The 1929-founded Irish Cruising Club occasionally brings its members and their boats together for Cruises-in-Company and Rallies in home waters and abroad. Yet although there's an AGM in Dublin early in the year, and specialist Sub-Committees meet from time to time to work on key activities such as the up-dating of the publicly-sold Sailing Directions for the Irish coast, the reality is that much of the club's activities consist of boats on their own, on solitary voyaging near and far in the time-honoured manner of classic cruising.
Thus over time, an additional gathering has evolved, whereby members and some special guests can gather and socialise with a nautical flavour for a weekend of activities built around a choice venue, and this past weekend saw 230 cruising enthusiasts getting together at the Radisson Blu Hotel in Sligo, with guests including Commodores or Flag Oficers from the Royal Cruising Club, the Cruising Club of America, the Clyde Cruising Club, and the Ocean Cruising Club.
In a prodigious yet seemingly effortless team effort very ably led by ICC Commodore David Beattie and his wife Aoife, everything went with exemplary smoothness.
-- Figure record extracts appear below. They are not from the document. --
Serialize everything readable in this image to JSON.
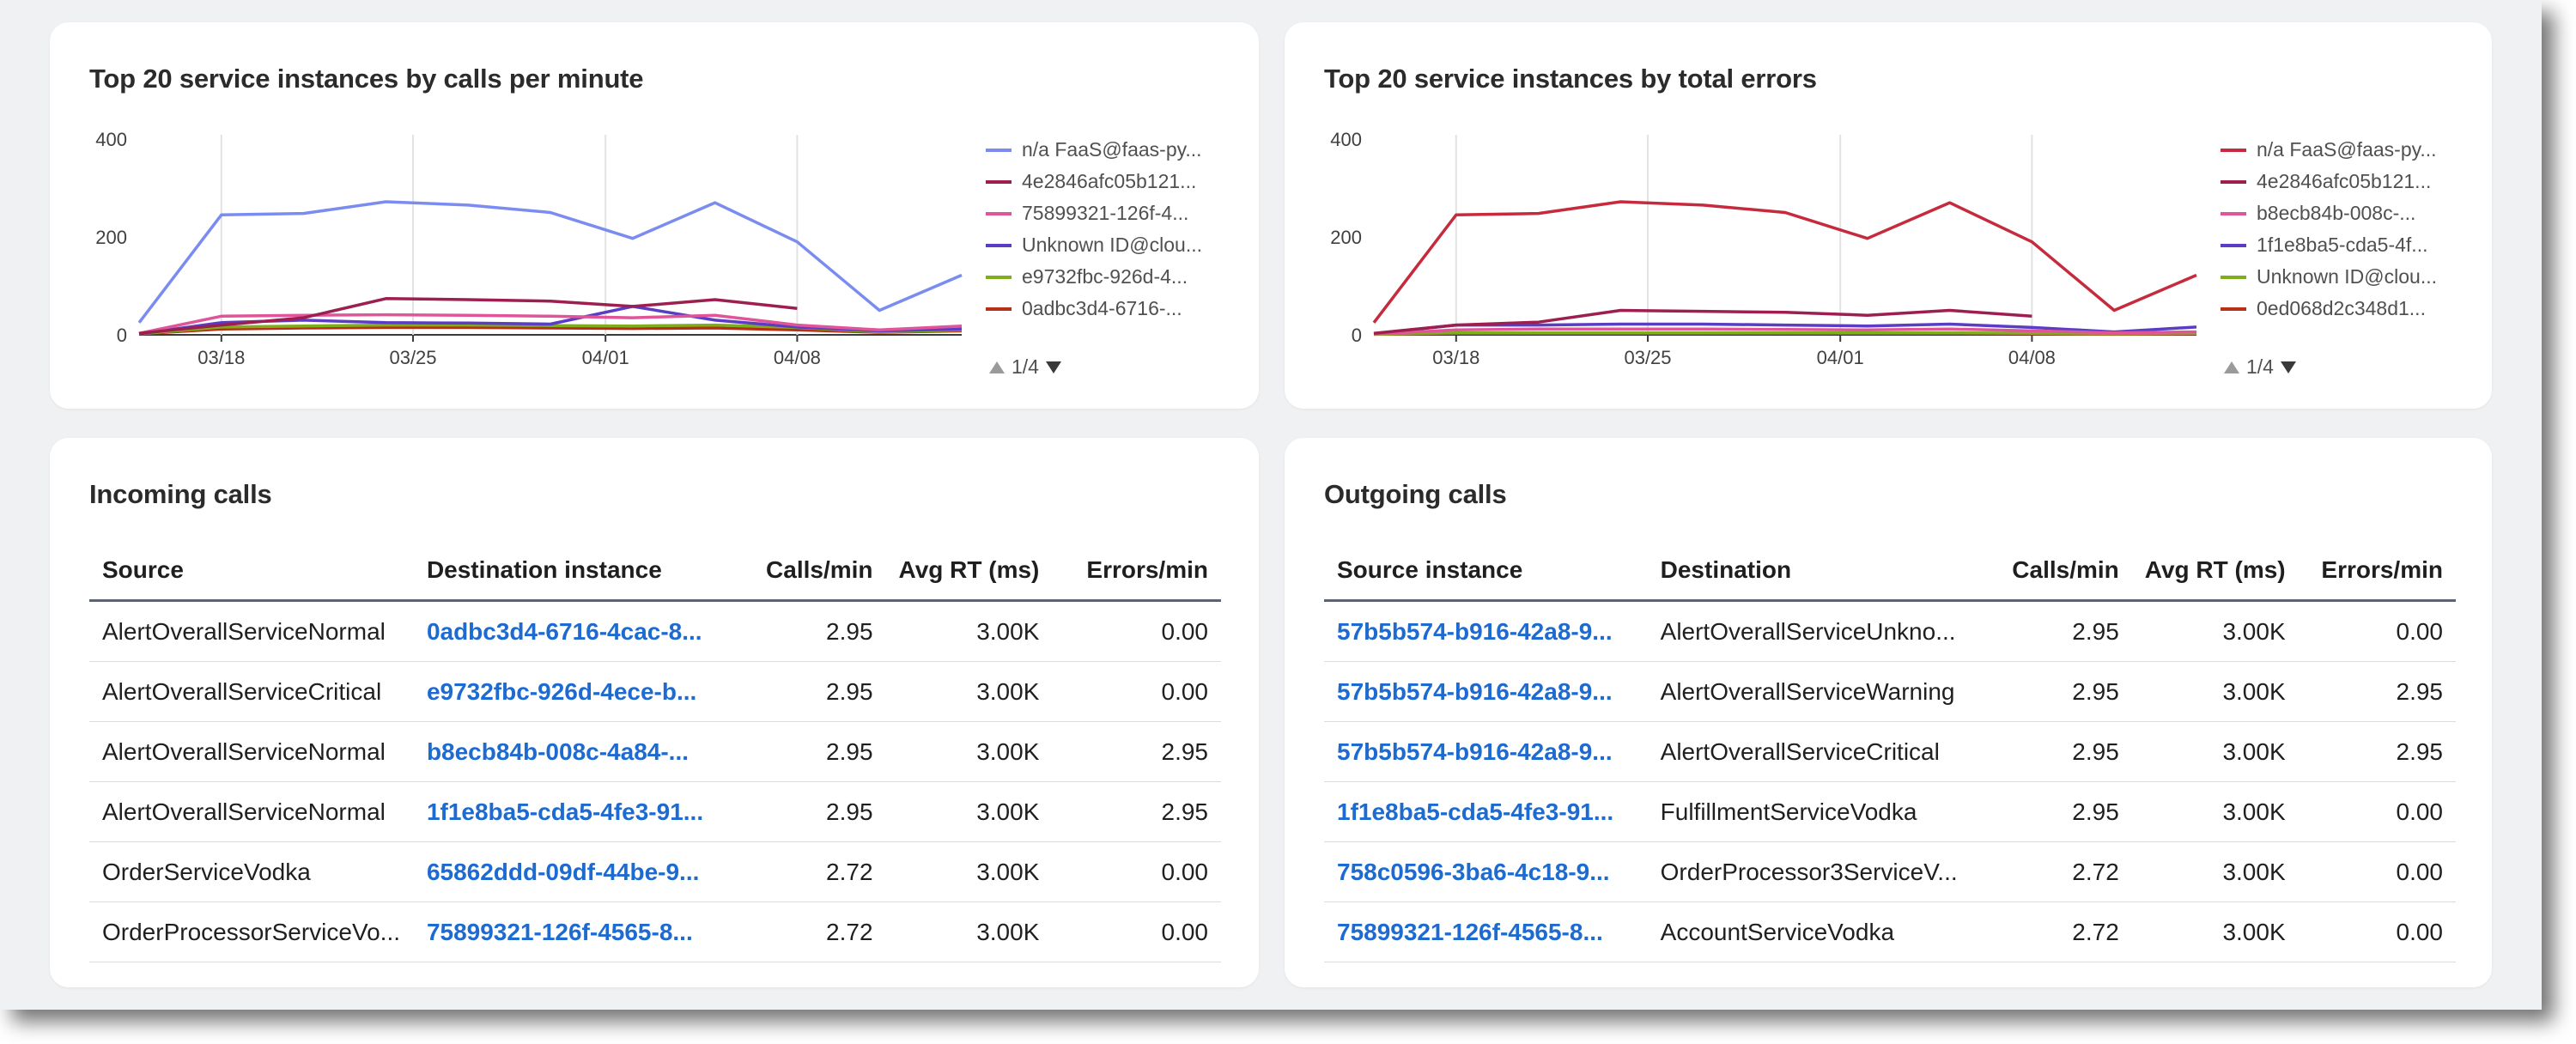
{
  "charts": {
    "calls": {
      "title": "Top 20 service instances by calls per minute",
      "legend": [
        {
          "label": "n/a FaaS@faas-py...",
          "color": "#7b8cf0"
        },
        {
          "label": "4e2846afc05b121...",
          "color": "#9c1f4f"
        },
        {
          "label": "75899321-126f-4...",
          "color": "#e0559a"
        },
        {
          "label": "Unknown ID@clou...",
          "color": "#5b3cc4"
        },
        {
          "label": "e9732fbc-926d-4...",
          "color": "#7fae1c"
        },
        {
          "label": "0adbc3d4-6716-...",
          "color": "#b72f14"
        }
      ],
      "pager": "1/4"
    },
    "errors": {
      "title": "Top 20 service instances by total errors",
      "legend": [
        {
          "label": "n/a FaaS@faas-py...",
          "color": "#c52b3c"
        },
        {
          "label": "4e2846afc05b121...",
          "color": "#9c1f4f"
        },
        {
          "label": "b8ecb84b-008c-...",
          "color": "#e0559a"
        },
        {
          "label": "1f1e8ba5-cda5-4f...",
          "color": "#5b3cc4"
        },
        {
          "label": "Unknown ID@clou...",
          "color": "#7fae1c"
        },
        {
          "label": "0ed068d2c348d1...",
          "color": "#b72f14"
        }
      ],
      "pager": "1/4"
    }
  },
  "chart_data": [
    {
      "type": "line",
      "title": "Top 20 service instances by calls per minute",
      "xticks": [
        "03/18",
        "03/25",
        "04/01",
        "04/08"
      ],
      "yticks": [
        0,
        200,
        400
      ],
      "ylim": [
        0,
        400
      ],
      "x": [
        "03/15",
        "03/18",
        "03/21",
        "03/24",
        "03/27",
        "03/30",
        "04/02",
        "04/05",
        "04/08",
        "04/11",
        "04/14"
      ],
      "series": [
        {
          "name": "n/a FaaS@faas-py...",
          "color": "#7b8cf0",
          "values": [
            25,
            245,
            248,
            272,
            265,
            250,
            197,
            270,
            190,
            50,
            122
          ]
        },
        {
          "name": "4e2846afc05b121...",
          "color": "#9c1f4f",
          "values": [
            3,
            20,
            35,
            74,
            72,
            69,
            58,
            72,
            54,
            null,
            null
          ]
        },
        {
          "name": "75899321-126f-4...",
          "color": "#e0559a",
          "values": [
            3,
            38,
            40,
            41,
            40,
            38,
            35,
            40,
            20,
            10,
            18
          ]
        },
        {
          "name": "Unknown ID@clou...",
          "color": "#5b3cc4",
          "values": [
            2,
            25,
            30,
            25,
            24,
            22,
            58,
            30,
            16,
            8,
            12
          ]
        },
        {
          "name": "e9732fbc-926d-4...",
          "color": "#7fae1c",
          "values": [
            2,
            16,
            18,
            20,
            20,
            19,
            18,
            20,
            15,
            6,
            10
          ]
        },
        {
          "name": "0adbc3d4-6716-...",
          "color": "#b72f14",
          "values": [
            2,
            12,
            14,
            15,
            15,
            14,
            13,
            14,
            10,
            5,
            8
          ]
        }
      ]
    },
    {
      "type": "line",
      "title": "Top 20 service instances by total errors",
      "xticks": [
        "03/18",
        "03/25",
        "04/01",
        "04/08"
      ],
      "yticks": [
        0,
        200,
        400
      ],
      "ylim": [
        0,
        400
      ],
      "x": [
        "03/15",
        "03/18",
        "03/21",
        "03/24",
        "03/27",
        "03/30",
        "04/02",
        "04/05",
        "04/08",
        "04/11",
        "04/14"
      ],
      "series": [
        {
          "name": "n/a FaaS@faas-py...",
          "color": "#c52b3c",
          "values": [
            25,
            245,
            248,
            272,
            265,
            250,
            197,
            270,
            190,
            50,
            122
          ]
        },
        {
          "name": "4e2846afc05b121...",
          "color": "#9c1f4f",
          "values": [
            3,
            20,
            26,
            50,
            48,
            46,
            40,
            50,
            38,
            null,
            null
          ]
        },
        {
          "name": "b8ecb84b-008c-...",
          "color": "#e0559a",
          "values": [
            2,
            10,
            12,
            12,
            12,
            11,
            10,
            12,
            8,
            4,
            6
          ]
        },
        {
          "name": "1f1e8ba5-cda5-4f...",
          "color": "#5b3cc4",
          "values": [
            2,
            20,
            20,
            22,
            22,
            20,
            18,
            22,
            15,
            6,
            16
          ]
        },
        {
          "name": "Unknown ID@clou...",
          "color": "#7fae1c",
          "values": [
            1,
            4,
            4,
            4,
            4,
            4,
            4,
            4,
            3,
            2,
            3
          ]
        },
        {
          "name": "0ed068d2c348d1...",
          "color": "#b72f14",
          "values": [
            1,
            3,
            3,
            3,
            3,
            3,
            3,
            3,
            2,
            1,
            2
          ]
        }
      ]
    }
  ],
  "incoming": {
    "title": "Incoming calls",
    "columns": [
      "Source",
      "Destination instance",
      "Calls/min",
      "Avg RT (ms)",
      "Errors/min"
    ],
    "rows": [
      [
        "AlertOverallServiceNormal",
        "0adbc3d4-6716-4cac-8...",
        "2.95",
        "3.00K",
        "0.00"
      ],
      [
        "AlertOverallServiceCritical",
        "e9732fbc-926d-4ece-b...",
        "2.95",
        "3.00K",
        "0.00"
      ],
      [
        "AlertOverallServiceNormal",
        "b8ecb84b-008c-4a84-...",
        "2.95",
        "3.00K",
        "2.95"
      ],
      [
        "AlertOverallServiceNormal",
        "1f1e8ba5-cda5-4fe3-91...",
        "2.95",
        "3.00K",
        "2.95"
      ],
      [
        "OrderServiceVodka",
        "65862ddd-09df-44be-9...",
        "2.72",
        "3.00K",
        "0.00"
      ],
      [
        "OrderProcessorServiceVo...",
        "75899321-126f-4565-8...",
        "2.72",
        "3.00K",
        "0.00"
      ]
    ]
  },
  "outgoing": {
    "title": "Outgoing calls",
    "columns": [
      "Source instance",
      "Destination",
      "Calls/min",
      "Avg RT (ms)",
      "Errors/min"
    ],
    "rows": [
      [
        "57b5b574-b916-42a8-9...",
        "AlertOverallServiceUnkno...",
        "2.95",
        "3.00K",
        "0.00"
      ],
      [
        "57b5b574-b916-42a8-9...",
        "AlertOverallServiceWarning",
        "2.95",
        "3.00K",
        "2.95"
      ],
      [
        "57b5b574-b916-42a8-9...",
        "AlertOverallServiceCritical",
        "2.95",
        "3.00K",
        "2.95"
      ],
      [
        "1f1e8ba5-cda5-4fe3-91...",
        "FulfillmentServiceVodka",
        "2.95",
        "3.00K",
        "0.00"
      ],
      [
        "758c0596-3ba6-4c18-9...",
        "OrderProcessor3ServiceV...",
        "2.72",
        "3.00K",
        "0.00"
      ],
      [
        "75899321-126f-4565-8...",
        "AccountServiceVodka",
        "2.72",
        "3.00K",
        "0.00"
      ]
    ]
  }
}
But while there were many activities on offer, the highlight has to have been an extended and very hospitable visit to nearby Lissadell House. It may be known to most for its associations with W B Yeats and Constance Markievicz (nee Gore-Booth), but is equally well-known to cruising people as the home of Henry Gore-Booth, who was so enthusiastic about High Latitude cruising that he spent seventeen summers in the latter half of the 19th Century cruising the Arctic in the ketch Kara, which had been built very much to his personal concepts and specifications.
After seeing the inspiring and very detailed model of Kara in Lissadell, it was back to more everyday cruising under sail with the Saturday night dinner, which - after fraternal greetings exchanged between the great and the good of the distinguishd cruising clubs - was concluded with the presentation of the occasionally-awarded Fastnet Trophy for special services and achievement in cruising and sailing. It went to Afloat.ie's W M Nixon, who has somehow managed to survive sixty-three years of writing about sailing, and sixty years of membership of the Irish Cruising Club, without yet being found out.